Make no bones about it - a nearly complete stegosaurus skeleton has just sold at Sotheby’s in New York for a record US$44.6 million, the most ever paid for a fossil at auction.


Stegosaurus skeleton

Hailed by Sotheby’s as the “most complete and best-preserved stegosaurus specimen of its size ever discovered,” the dinosaur - nicknamed “Apex” - was expected to fetch between US$4 million and US$6 million, before fees, but once the sale began the price quickly snowballed as a flurry of telephone bidders got in on the action.


Once the numbers reached into the eight figures, gasps and clapping could be heard throughout the showroom. And, no doubt, back in Colorado too where Apex was originally discovered by Jason Cooper on his 45th birthday on his own land. And, luckily for Cooper, as he found it on his property, he's entitled to do with it as he pleases. Including making a fortune at Sotheby's.


The dinosaur, which lived between 146 million and 161 million years ago in the late Jurassic period. Measuring 11 feet tall and 27 feet long from nose to tail, Apex is 30 percent larger than “Sophie,” the most complete stegosaurus on public display to date, which is housed in the Natural History Museum in London.

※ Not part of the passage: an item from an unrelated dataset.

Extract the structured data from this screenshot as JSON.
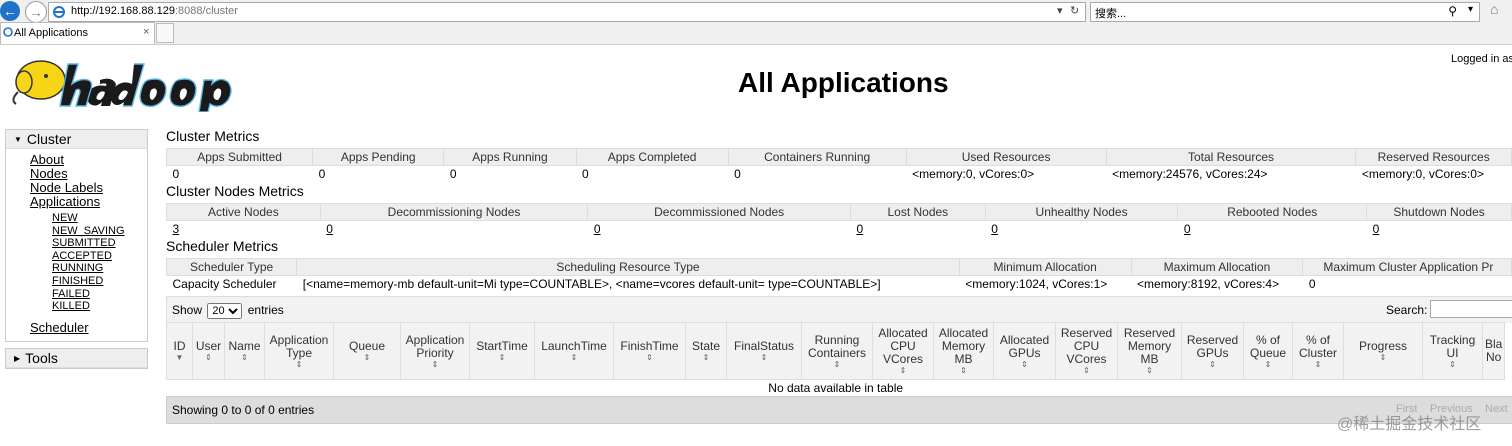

The price paid for Apex now stands above earlier record holders. “Sue” is a Tyrannosaurus rex that Sotheby’s sold in 1997 for US$8.4 million and is now on display at the Field Museum of Natural History in Chicago; whilst “Stan,” another T-rex that Christie’s sold in October 2020 for US$31.8 million, will be displayed in a new natural history museum set to open next year in Abu Dhabi.